The insights from RECOVAS directly informed the design and delivery of EMR’s purpose-built EV battery recycling facility in Birmingham. Unlike legacy infrastructure adapted for new battery chemistries, the site was designed around EV batteries from the outset, incorporating safe handling, testing, disassembly and materials recovery processes tailored to the demands of modern electric vehicles.

Alongside batteries, EMR is advancing circular solutions across the wider automotive value chain, applying end-of-life insight to a broader range of components and materials. Through its involvement in the CirculaREEconomy (CREEM) programme, EMR is helping to develop practical approaches to recovering rare earth magnets from electric motors — materials that are critical to electrification and increasingly exposed to global supply risk.

EMR’s Circularity Labs provide a space for deeper collaboration with manufacturers, bringing together engineers, designers and recycling specialists to test how real vehicles and components behave at end-of-life.
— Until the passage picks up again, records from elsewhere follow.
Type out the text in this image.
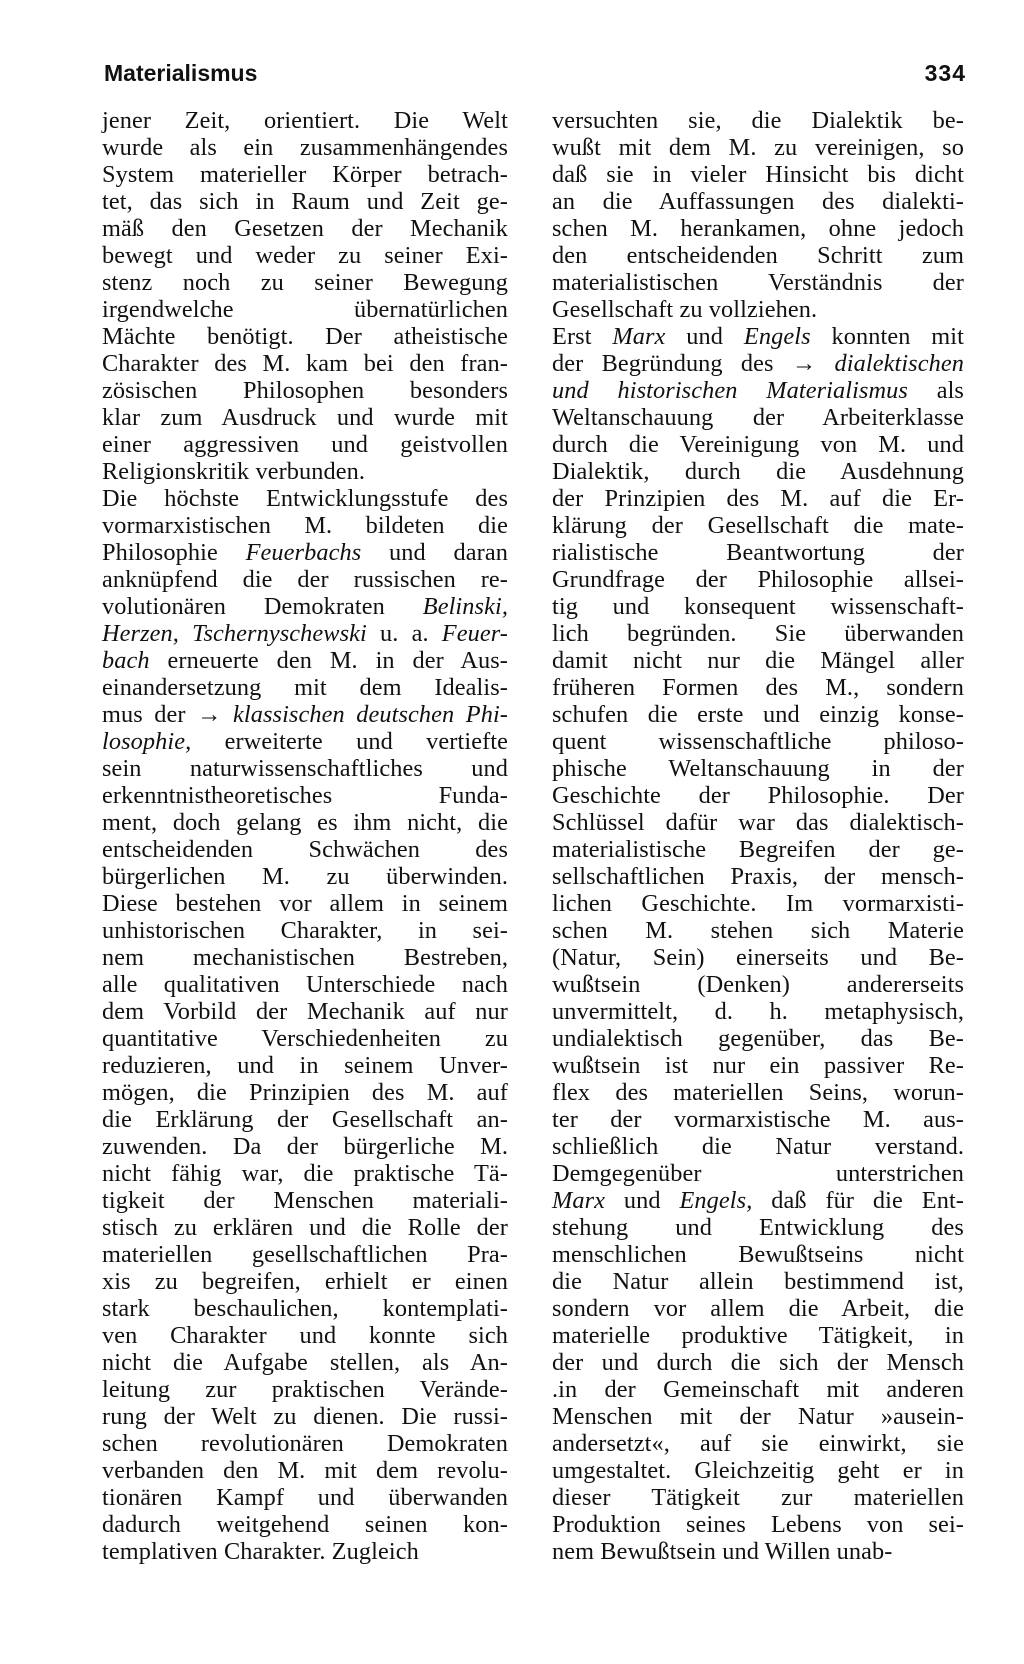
Materialismus	334
jener Zeit, orientiert. Die Welt
wurde als ein zusammenhängendes
System materieller Körper betrach-
tet, das sich in Raum und Zeit ge-
mäß den Gesetzen der Mechanik
bewegt und weder zu seiner Exi-
stenz noch zu seiner Bewegung
irgendwelche übernatürlichen
Mächte benötigt. Der atheistische
Charakter des M. kam bei den fran-
zösischen Philosophen besonders
klar zum Ausdruck und wurde mit
einer aggressiven und geistvollen
Religionskritik verbunden.
Die höchste Entwicklungsstufe des
vormarxistischen M. bildeten die
Philosophie Feuerbachs und daran
anknüpfend die der russischen re-
volutionären Demokraten Belinski,
Herzen, Tschernyschewski u. a. Feuer-
bach erneuerte den M. in der Aus-
einandersetzung mit dem Idealis-
mus der → klassischen deutschen Phi-
losophie, erweiterte und vertiefte
sein naturwissenschaftliches und
erkenntnistheoretisches Funda-
ment, doch gelang es ihm nicht, die
entscheidenden Schwächen des
bürgerlichen M. zu überwinden.
Diese bestehen vor allem in seinem
unhistorischen Charakter, in sei-
nem mechanistischen Bestreben,
alle qualitativen Unterschiede nach
dem Vorbild der Mechanik auf nur
quantitative Verschiedenheiten zu
reduzieren, und in seinem Unver-
mögen, die Prinzipien des M. auf
die Erklärung der Gesellschaft an-
zuwenden. Da der bürgerliche M.
nicht fähig war, die praktische Tä-
tigkeit der Menschen materiali-
stisch zu erklären und die Rolle der
materiellen gesellschaftlichen Pra-
xis zu begreifen, erhielt er einen
stark beschaulichen, kontemplati-
ven Charakter und konnte sich
nicht die Aufgabe stellen, als An-
leitung zur praktischen Verände-
rung der Welt zu dienen. Die russi-
schen revolutionären Demokraten
verbanden den M. mit dem revolu-
tionären Kampf und überwanden
dadurch weitgehend seinen kon-
templativen Charakter. Zugleich
versuchten sie, die Dialektik be-
wußt mit dem M. zu vereinigen, so
daß sie in vieler Hinsicht bis dicht
an die Auffassungen des dialekti-
schen M. herankamen, ohne jedoch
den entscheidenden Schritt zum
materialistischen Verständnis der
Gesellschaft zu vollziehen.
Erst Marx und Engels konnten mit
der Begründung des → dialektischen
und historischen Materialismus als
Weltanschauung der Arbeiterklasse
durch die Vereinigung von M. und
Dialektik, durch die Ausdehnung
der Prinzipien des M. auf die Er-
klärung der Gesellschaft die mate-
rialistische Beantwortung der
Grundfrage der Philosophie allsei-
tig und konsequent wissenschaft-
lich begründen. Sie überwanden
damit nicht nur die Mängel aller
früheren Formen des M., sondern
schufen die erste und einzig konse-
quent wissenschaftliche philoso-
phische Weltanschauung in der
Geschichte der Philosophie. Der
Schlüssel dafür war das dialektisch-
materialistische Begreifen der ge-
sellschaftlichen Praxis, der mensch-
lichen Geschichte. Im vormarxisti-
schen M. stehen sich Materie
(Natur, Sein) einerseits und Be-
wußtsein (Denken) andererseits
unvermittelt, d. h. metaphysisch,
undialektisch gegenüber, das Be-
wußtsein ist nur ein passiver Re-
flex des materiellen Seins, worun-
ter der vormarxistische M. aus-
schließlich die Natur verstand.
Demgegenüber unterstrichen
Marx und Engels, daß für die Ent-
stehung und Entwicklung des
menschlichen Bewußtseins nicht
die Natur allein bestimmend ist,
sondern vor allem die Arbeit, die
materielle produktive Tätigkeit, in
der und durch die sich der Mensch
.in der Gemeinschaft mit anderen
Menschen mit der Natur »ausein-
andersetzt«, auf sie einwirkt, sie
umgestaltet. Gleichzeitig geht er in
dieser Tätigkeit zur materiellen
Produktion seines Lebens von sei-
nem Bewußtsein und Willen unab-
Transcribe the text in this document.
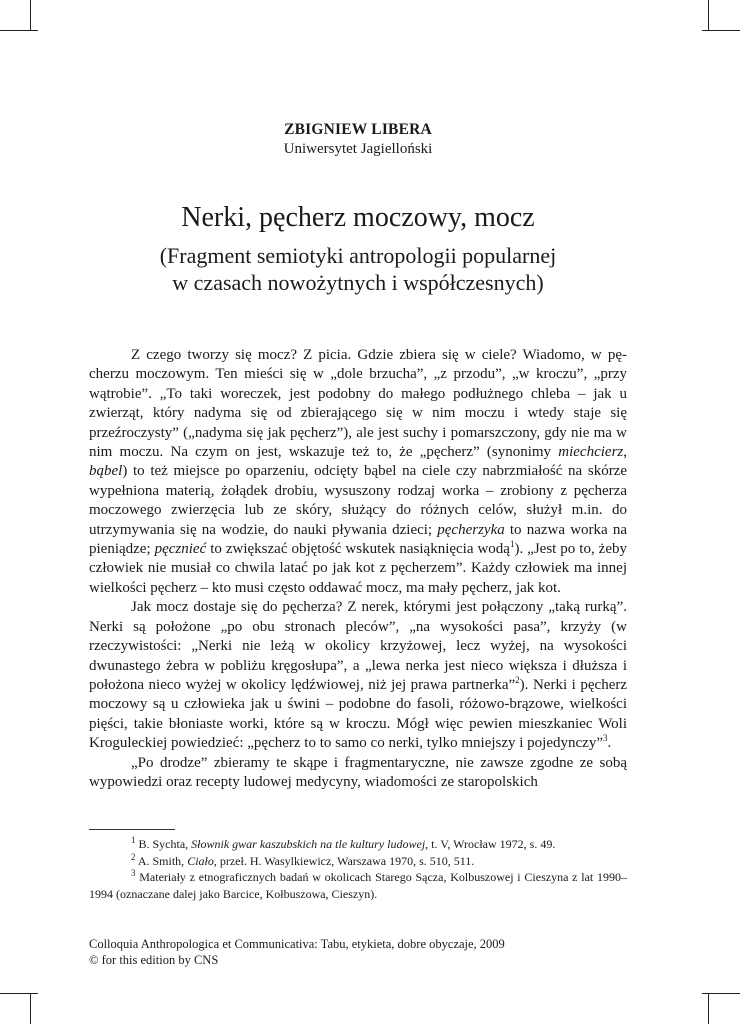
ZBIGNIEW LIBERA
Uniwersytet Jagielloński
Nerki, pęcherz moczowy, mocz
(Fragment semiotyki antropologii popularnej
w czasach nowożytnych i współczesnych)

Z czego tworzy się mocz? Z picia. Gdzie zbiera się w ciele? Wiadomo, w pęcherzu moczowym. Ten mieści się w „dole brzucha”, „z przodu”, „w kroczu”, „przy wątrobie”. „To taki woreczek, jest podobny do małego podłużnego chleba – jak u zwierząt, który nadyma się od zbierającego się w nim moczu i wtedy staje się przeźroczysty” („nadyma się jak pęcherz”), ale jest suchy i pomarszczony, gdy nie ma w nim moczu. Na czym on jest, wskazuje też to, że „pęcherz” (synonimy miechcierz, bąbel) to też miejsce po oparzeniu, odcięty bąbel na ciele czy nabrzmiałość na skórze wypełniona materią, żołądek drobiu, wysuszony rodzaj worka – zrobiony z pęcherza moczowego zwierzęcia lub ze skóry, służący do różnych celów, służył m.in. do utrzymywania się na wodzie, do nauki pływania dzieci; pęcherzyka to nazwa worka na pieniądze; pęcznieć to zwiększać objętość wskutek nasiąknięcia wodą$^1$). „Jest po to, żeby człowiek nie musiał co chwila latać po jak kot z pęcherzem”. Każdy człowiek ma innej wielkości pęcherz – kto musi często oddawać mocz, ma mały pęcherz, jak kot.

Jak mocz dostaje się do pęcherza? Z nerek, którymi jest połączony „taką rurką”. Nerki są położone „po obu stronach pleców”, „na wysokości pasa”, krzyży (w rzeczywistości: „Nerki nie leżą w okolicy krzyżowej, lecz wyżej, na wysokości dwunastego żebra w pobliżu kręgosłupa”, a „lewa nerka jest nieco większa i dłuższa i położona nieco wyżej w okolicy lędźwiowej, niż jej prawa partnerka”$^2$). Nerki i pęcherz moczowy są u człowieka jak u świni – podobne do fasoli, różowo-brązowe, wielkości pięści, takie błoniaste worki, które są w kroczu. Mógł więc pewien mieszkaniec Woli Kroguleckiej powiedzieć: „pęcherz to to samo co nerki, tylko mniejszy i pojedynczy”$^3$.

„Po drodze” zbieramy te skąpe i fragmentaryczne, nie zawsze zgodne ze sobą wypowiedzi oraz recepty ludowej medycyny, wiadomości ze staropolskich

$^1$ B. Sychta, Słownik gwar kaszubskich na tle kultury ludowej, t. V, Wrocław 1972, s. 49.

$^2$ A. Smith, Ciało, przeł. H. Wasylkiewicz, Warszawa 1970, s. 510, 511.

$^3$ Materiały z etnograficznych badań w okolicach Starego Sącza, Kolbuszowej i Cieszyna z lat 1990–1994 (oznaczane dalej jako Barcice, Kołbuszowa, Cieszyn).

Colloquia Anthropologica et Communicativa: Tabu, etykieta, dobre obyczaje, 2009
© for this edition by CNS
By working directly with OEMs, EMR helps translate on-the-ground experience into better design decisions, from magnet assemblies and electrical systems to connectors, cabling and battery casings.

Together, this work helps unlock new value streams, improve material recovery and reduce future recycling costs, while ensuring materials remain in productive use for longer as the automotive sector continues to evolve.

Looking ahead, early intervention remains critical. Many of the decisions that determine whether reuse and recycling are viable at scale are made long before a vehicle reaches end-of-life. Choices around materials, pack architecture, joining methods and data accessibility directly influence safety, disassembly efficiency and material recovery outcomes.

As the UK moves to deliver gigafactory-scale infrastructure, this is the opportunity to embed circularity by design. The engineering decisions being made today will determine whether a truly circular battery supply chain can be achieved tomorrow — one that retains materials, skills and expertise within the UK.

Building that system will require pace, coordination and partnership across the supply chain. Recycling, reuse and materials recovery are strategic enablers of resilience and competitiveness. EMR is already demonstrating how these capabilities can be delivered at scale, and we stand ready to work with industry and government to support a robust, circular and globally competitive battery supply chain for the UK.